Archive of UserLand's first discussion group, started October 5, 1998.

David Strom response

Author:Dave Winer
Posted:6/9/2000; 2:02:50 PM
Topic:Re: DaveNet: What The Web Wants
Msg #:17682 (In response to 17681)
Prev/Next:17681 / 17683

Re What the Web Wants, David Strom said:

Dave -- some great ideas here. There is a small flaw in your proposals, though: what you suggest is worse off for the vast majority of consumers who A) don't care what browser they use, just as long as it is already on their hard disks and B) have a hard enough time getting everything configured on their PCs already, without having to go off someplace and download additional software and C) because they have gotten used to doing the same tasks with the browser on both their desktops and over the Internet and don't want to learn two different methods (yes, the browser is part of the Windows OS, for better or worse).

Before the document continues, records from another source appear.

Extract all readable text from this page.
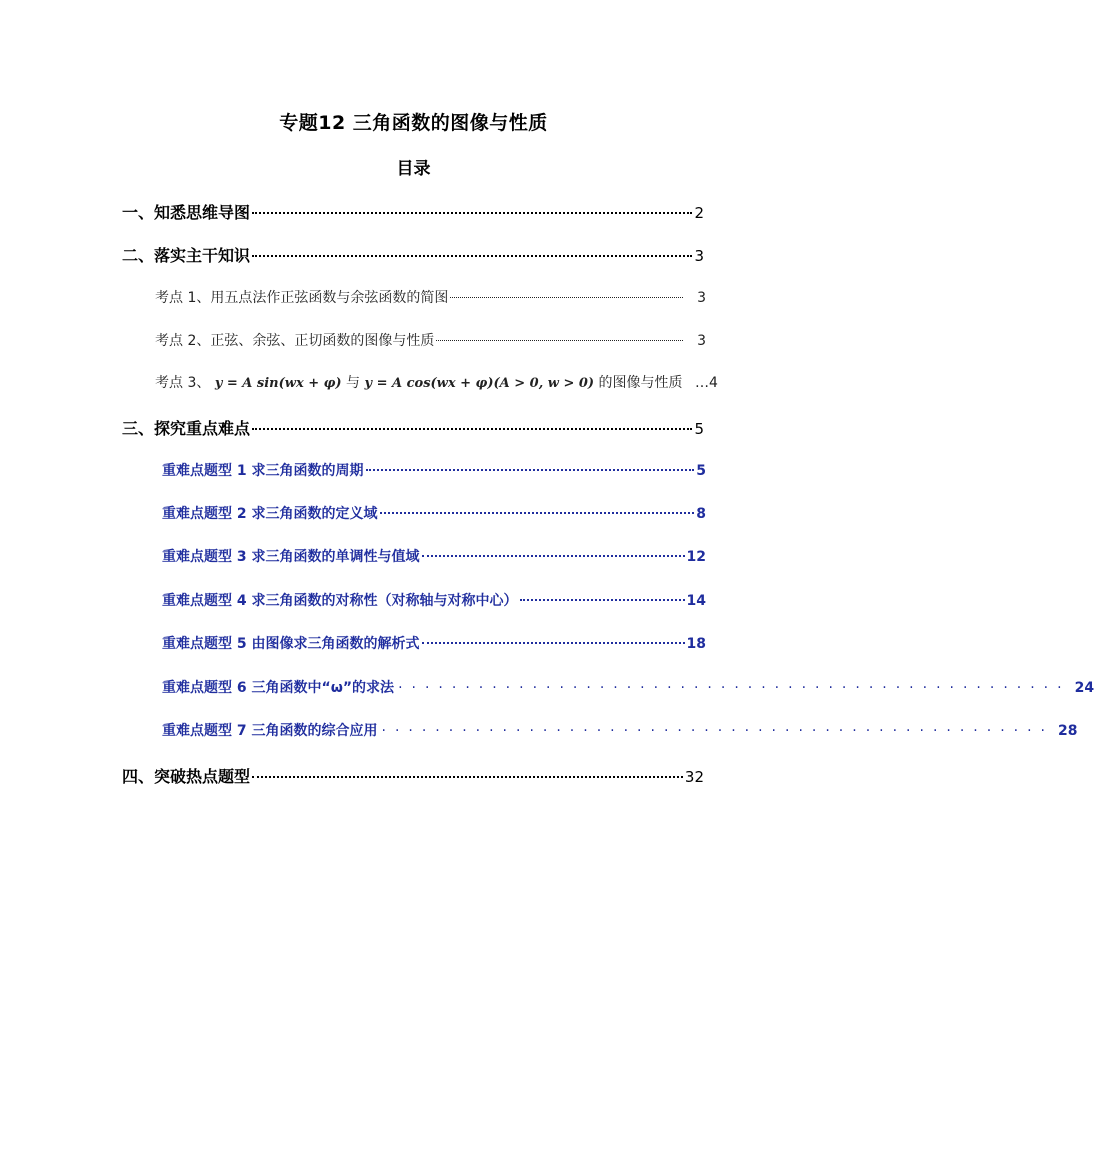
专题12 三角函数的图像与性质
目录
一、知悉思维导图	2
二、落实主干知识	3
考点 1、用五点法作正弦函数与余弦函数的简图	3
考点 2、正弦、余弦、正切函数的图像与性质	3
考点 3、 y = A sin(wx + φ) 与 y = A cos(wx + φ)(A > 0, w > 0) 的图像与性质 … 4
三、探究重点难点	5
重难点题型 1 求三角函数的周期	5
重难点题型 2 求三角函数的定义域	8
重难点题型 3 求三角函数的单调性与值域	12
重难点题型 4 求三角函数的对称性（对称轴与对称中心）	14
重难点题型 5 由图像求三角函数的解析式	18
重难点题型 6 三角函数中“ω”的求法 ·················································· 24
重难点题型 7 三角函数的综合应用 ·················································· 28
四、突破热点题型	32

I would love to see more competition in the browser space, just to keep Microsoft on track towards innovating. AOLscape isn't going to do it, for reasons you mentioned. And splitting off BrowserCo is just a bad idea. I wish I had a better one, however.

To which I responded

David, we all will feel pain from whatever happens here. Three possibilities:

1. Microsoft wins on appeal, and continues to grab new markets using dominance in older markets.

2. Microsoft is split along the lines in the Jackson order, which leaves the browser in the same company as Microsoft's web services, and Microsoft continues to grab new markets using dominance in older markets.

3. Something creative is done, to restore competition to the browser market and to be sure that the next generation net-aware apps are not dominated by Microsoft, so they can't grab new markets using dominance in older markets.

We can't set everything right, no matter which choice, everyone feels pain, but long-term, imho, we'll all be better off if there's a competitive browser market.